A Message from Dr. Carr
Medicine has become a rather complicated business. Whether it’s sorting through government and insurance issues, dealing with small business quandaries, or trying to keep up with the exponential expansion of medical knowledge, we doctors have much on our plate to keep ourselves busy. It is easy to forget that the most important aspect of what we do is taking care of people and helping them to feel better.

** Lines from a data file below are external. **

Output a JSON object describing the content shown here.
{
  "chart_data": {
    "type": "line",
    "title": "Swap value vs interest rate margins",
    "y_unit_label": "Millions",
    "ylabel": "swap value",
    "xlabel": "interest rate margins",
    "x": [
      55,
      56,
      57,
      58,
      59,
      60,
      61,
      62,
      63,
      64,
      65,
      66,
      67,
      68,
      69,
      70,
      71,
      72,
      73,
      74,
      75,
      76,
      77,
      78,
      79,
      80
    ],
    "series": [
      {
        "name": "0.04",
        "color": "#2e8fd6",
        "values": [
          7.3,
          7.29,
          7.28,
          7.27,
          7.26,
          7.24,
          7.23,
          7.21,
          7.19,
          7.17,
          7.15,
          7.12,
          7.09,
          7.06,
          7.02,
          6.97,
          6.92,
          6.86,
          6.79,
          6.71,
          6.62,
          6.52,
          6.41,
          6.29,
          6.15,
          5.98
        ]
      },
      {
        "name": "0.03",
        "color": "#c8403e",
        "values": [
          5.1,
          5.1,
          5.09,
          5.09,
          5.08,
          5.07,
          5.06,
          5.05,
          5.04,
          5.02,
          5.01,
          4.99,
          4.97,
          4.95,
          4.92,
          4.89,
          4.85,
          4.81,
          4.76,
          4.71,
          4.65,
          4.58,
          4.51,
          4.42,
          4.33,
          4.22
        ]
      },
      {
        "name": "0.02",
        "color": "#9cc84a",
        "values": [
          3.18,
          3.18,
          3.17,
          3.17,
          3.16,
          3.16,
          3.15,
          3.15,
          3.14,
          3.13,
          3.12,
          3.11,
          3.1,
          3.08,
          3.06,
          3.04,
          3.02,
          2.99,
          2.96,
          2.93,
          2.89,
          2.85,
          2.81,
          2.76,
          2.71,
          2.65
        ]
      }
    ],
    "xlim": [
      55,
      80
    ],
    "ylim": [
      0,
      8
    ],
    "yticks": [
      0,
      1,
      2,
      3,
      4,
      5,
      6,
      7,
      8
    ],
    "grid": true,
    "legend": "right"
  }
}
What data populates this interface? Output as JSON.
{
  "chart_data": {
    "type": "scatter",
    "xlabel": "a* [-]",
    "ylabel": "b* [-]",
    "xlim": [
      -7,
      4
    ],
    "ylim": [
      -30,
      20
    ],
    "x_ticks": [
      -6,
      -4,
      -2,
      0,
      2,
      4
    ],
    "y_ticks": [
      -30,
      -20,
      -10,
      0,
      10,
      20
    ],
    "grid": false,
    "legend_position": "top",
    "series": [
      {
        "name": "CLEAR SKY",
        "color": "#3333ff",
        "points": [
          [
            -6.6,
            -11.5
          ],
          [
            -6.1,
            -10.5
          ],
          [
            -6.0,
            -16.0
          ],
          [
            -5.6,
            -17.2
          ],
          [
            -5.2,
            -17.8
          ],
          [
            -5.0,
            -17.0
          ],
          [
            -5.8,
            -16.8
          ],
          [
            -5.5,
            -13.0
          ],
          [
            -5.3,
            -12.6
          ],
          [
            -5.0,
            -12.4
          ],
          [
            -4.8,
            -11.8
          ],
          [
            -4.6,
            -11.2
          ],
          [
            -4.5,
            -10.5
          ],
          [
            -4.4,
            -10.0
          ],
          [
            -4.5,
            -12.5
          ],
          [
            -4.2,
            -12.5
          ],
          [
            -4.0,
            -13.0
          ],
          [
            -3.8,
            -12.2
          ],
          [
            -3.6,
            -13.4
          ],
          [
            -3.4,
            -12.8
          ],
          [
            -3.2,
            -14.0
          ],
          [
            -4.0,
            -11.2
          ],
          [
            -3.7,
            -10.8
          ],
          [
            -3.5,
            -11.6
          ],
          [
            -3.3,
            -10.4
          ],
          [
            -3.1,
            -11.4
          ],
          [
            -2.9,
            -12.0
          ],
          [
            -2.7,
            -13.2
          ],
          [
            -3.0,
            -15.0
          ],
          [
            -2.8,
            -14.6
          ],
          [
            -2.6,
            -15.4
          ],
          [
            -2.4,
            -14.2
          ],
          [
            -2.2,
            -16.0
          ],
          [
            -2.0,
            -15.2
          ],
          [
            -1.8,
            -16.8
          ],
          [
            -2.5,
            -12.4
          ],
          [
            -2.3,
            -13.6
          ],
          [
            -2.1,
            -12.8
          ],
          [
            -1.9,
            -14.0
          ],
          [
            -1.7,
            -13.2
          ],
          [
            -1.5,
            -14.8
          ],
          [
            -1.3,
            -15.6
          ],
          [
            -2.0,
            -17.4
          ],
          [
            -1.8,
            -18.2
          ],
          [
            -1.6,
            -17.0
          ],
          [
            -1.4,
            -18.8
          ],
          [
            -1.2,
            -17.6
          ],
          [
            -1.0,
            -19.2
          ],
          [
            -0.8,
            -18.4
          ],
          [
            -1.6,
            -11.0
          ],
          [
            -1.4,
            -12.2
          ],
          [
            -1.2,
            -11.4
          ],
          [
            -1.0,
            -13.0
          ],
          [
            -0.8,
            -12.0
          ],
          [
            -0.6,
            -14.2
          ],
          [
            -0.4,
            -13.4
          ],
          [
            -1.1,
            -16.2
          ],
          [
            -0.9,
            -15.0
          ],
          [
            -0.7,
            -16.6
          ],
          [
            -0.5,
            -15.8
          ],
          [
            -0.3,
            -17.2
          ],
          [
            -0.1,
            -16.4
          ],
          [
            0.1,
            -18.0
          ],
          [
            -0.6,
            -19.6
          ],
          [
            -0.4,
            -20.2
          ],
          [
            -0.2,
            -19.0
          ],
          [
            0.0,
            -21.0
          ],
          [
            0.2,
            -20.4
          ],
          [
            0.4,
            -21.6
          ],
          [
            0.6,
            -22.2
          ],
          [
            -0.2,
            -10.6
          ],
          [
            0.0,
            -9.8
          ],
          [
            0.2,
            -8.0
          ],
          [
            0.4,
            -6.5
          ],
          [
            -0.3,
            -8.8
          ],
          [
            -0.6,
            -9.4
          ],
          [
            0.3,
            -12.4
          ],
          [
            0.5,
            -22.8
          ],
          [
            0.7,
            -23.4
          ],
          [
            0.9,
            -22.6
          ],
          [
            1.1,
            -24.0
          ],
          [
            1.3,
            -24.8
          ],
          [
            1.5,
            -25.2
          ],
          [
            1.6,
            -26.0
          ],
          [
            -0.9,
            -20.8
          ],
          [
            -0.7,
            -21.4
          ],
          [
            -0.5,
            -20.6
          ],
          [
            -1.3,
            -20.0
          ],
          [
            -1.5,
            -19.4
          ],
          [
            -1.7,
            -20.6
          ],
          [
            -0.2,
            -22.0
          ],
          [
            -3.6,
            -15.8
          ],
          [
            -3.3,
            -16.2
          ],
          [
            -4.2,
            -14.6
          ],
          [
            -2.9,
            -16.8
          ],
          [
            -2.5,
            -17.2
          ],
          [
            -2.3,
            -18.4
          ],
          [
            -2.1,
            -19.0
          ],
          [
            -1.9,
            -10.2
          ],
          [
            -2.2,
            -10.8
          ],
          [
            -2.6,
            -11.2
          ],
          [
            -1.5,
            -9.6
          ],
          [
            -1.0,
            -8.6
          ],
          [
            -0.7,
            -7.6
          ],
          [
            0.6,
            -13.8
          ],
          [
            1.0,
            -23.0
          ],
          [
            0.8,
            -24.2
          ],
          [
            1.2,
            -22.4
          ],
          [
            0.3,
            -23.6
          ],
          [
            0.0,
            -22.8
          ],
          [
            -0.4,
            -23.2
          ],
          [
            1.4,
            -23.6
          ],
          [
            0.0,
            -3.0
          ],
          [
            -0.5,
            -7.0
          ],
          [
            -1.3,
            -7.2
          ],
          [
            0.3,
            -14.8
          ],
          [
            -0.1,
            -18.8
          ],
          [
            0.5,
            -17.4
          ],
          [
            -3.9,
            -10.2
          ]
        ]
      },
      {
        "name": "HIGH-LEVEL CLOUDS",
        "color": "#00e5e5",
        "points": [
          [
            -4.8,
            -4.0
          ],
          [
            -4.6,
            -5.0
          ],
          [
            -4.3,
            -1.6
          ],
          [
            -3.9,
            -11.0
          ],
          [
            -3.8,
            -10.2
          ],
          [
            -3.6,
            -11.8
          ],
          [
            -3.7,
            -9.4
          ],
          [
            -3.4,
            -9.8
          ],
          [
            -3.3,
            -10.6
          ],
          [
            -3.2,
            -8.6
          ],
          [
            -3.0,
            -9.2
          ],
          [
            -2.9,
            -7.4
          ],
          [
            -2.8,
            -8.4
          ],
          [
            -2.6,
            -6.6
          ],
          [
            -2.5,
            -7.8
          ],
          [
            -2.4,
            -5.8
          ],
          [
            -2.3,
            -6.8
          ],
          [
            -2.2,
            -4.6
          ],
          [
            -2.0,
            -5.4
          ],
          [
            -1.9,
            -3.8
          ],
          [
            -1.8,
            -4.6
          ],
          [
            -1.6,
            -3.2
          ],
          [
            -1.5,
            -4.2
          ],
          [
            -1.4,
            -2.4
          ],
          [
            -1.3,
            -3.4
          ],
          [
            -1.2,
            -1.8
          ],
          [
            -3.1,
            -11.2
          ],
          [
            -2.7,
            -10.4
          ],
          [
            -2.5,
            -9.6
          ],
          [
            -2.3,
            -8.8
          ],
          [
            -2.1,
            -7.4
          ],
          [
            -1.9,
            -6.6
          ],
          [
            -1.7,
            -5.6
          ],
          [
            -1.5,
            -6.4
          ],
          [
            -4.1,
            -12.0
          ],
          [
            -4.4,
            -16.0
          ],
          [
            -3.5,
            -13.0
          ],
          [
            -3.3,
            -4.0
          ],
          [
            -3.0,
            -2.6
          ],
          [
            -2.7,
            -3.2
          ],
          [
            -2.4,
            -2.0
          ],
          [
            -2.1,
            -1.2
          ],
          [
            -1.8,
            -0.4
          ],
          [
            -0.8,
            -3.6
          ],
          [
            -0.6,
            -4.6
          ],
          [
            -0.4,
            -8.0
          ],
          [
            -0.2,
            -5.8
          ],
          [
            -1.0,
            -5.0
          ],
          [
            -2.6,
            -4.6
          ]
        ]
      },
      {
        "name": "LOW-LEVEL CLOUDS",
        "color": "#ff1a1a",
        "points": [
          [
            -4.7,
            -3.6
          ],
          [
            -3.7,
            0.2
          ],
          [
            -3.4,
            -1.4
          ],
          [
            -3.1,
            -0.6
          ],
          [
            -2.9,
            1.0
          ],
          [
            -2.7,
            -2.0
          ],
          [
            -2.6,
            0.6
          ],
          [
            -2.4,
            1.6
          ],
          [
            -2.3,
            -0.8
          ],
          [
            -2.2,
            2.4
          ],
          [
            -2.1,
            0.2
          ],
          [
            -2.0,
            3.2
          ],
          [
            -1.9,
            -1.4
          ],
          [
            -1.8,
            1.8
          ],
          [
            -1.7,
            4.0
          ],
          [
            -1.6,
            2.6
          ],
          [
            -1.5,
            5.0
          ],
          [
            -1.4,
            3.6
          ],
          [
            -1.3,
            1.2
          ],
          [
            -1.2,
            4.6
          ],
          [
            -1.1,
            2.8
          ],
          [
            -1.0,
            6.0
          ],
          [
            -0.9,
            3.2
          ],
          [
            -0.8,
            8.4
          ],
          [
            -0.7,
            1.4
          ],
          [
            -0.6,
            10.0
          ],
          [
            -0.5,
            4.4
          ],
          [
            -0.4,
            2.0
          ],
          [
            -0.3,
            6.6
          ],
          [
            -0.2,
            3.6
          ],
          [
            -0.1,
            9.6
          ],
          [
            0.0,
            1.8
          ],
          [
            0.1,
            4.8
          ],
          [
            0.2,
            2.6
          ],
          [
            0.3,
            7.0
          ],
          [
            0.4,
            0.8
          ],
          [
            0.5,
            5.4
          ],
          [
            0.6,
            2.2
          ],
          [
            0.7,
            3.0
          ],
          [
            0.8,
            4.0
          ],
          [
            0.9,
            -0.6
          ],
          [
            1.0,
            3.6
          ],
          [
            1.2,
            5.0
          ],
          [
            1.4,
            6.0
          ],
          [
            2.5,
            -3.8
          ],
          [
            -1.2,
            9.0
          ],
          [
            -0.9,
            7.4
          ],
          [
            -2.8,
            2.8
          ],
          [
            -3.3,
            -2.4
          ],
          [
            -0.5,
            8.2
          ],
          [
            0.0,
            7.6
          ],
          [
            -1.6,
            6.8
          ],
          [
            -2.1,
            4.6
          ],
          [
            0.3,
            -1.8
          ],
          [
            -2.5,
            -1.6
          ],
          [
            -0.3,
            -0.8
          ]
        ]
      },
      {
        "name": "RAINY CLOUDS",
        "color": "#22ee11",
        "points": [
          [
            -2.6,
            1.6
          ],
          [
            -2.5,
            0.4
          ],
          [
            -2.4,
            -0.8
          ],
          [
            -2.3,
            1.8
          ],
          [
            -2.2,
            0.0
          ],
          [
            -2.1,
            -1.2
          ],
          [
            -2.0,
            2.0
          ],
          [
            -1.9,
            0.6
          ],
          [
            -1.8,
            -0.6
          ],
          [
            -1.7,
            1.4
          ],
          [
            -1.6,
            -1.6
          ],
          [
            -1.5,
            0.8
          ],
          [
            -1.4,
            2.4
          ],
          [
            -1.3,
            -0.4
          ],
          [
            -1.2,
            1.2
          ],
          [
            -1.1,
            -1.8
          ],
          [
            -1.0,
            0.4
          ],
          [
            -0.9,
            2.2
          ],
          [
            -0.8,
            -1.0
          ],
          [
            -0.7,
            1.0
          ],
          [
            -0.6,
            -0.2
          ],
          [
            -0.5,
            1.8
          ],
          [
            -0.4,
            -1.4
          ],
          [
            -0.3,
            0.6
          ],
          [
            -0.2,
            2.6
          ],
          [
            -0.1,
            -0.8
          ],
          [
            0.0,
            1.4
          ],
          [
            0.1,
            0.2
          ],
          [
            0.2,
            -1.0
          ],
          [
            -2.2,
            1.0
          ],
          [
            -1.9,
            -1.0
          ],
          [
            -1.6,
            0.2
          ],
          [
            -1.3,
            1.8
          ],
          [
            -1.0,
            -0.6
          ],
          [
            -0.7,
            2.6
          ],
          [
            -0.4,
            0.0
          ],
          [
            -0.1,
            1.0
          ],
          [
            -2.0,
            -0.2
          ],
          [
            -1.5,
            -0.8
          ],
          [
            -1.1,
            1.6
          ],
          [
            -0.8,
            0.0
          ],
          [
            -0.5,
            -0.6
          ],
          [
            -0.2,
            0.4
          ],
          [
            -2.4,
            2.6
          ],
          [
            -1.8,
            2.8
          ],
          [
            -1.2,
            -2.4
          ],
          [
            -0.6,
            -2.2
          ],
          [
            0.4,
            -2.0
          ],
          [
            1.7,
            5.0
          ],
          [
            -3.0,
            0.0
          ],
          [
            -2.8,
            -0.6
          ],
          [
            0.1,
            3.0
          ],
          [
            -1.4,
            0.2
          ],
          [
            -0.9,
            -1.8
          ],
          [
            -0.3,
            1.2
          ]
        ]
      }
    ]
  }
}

I believe that every patient’s disease process is unique and needs to be handled accordingly. I also believe that every person has a unique set of goals and desired outcomes—no one treatment is right for every patient. Finally, I believe that the role of the physician has changed from simply being a disseminator of information to also being a filter of the overwhelming information available to everyone. I hope I am able to practice medicine while keeping all of these things in mind, and that the complicated business of medicine can be simplified a bit in my office.
I look forward to meeting you.
A rheumatologist is an internist who has undergone additional fellowship training in the diagnosis and treatment of arthritis, certain autoimmune diseases, and musculoskeletal pain disorders. There are more than 100 types of diseases cared for by rheumatologists, including rheumatoid arthritis, lupus, vasculitis, osteoarthritis, gout, osteoporosis, and fibromyalgia. Many of these diseases can take a great deal of time to diagnose and are challenging to treat. Certain medications used by rheumatologists can be toxic and require frequent monitoring. Rheumatologists frequently work in conjunction with other specialists because these diseases typically involve more than one organ system.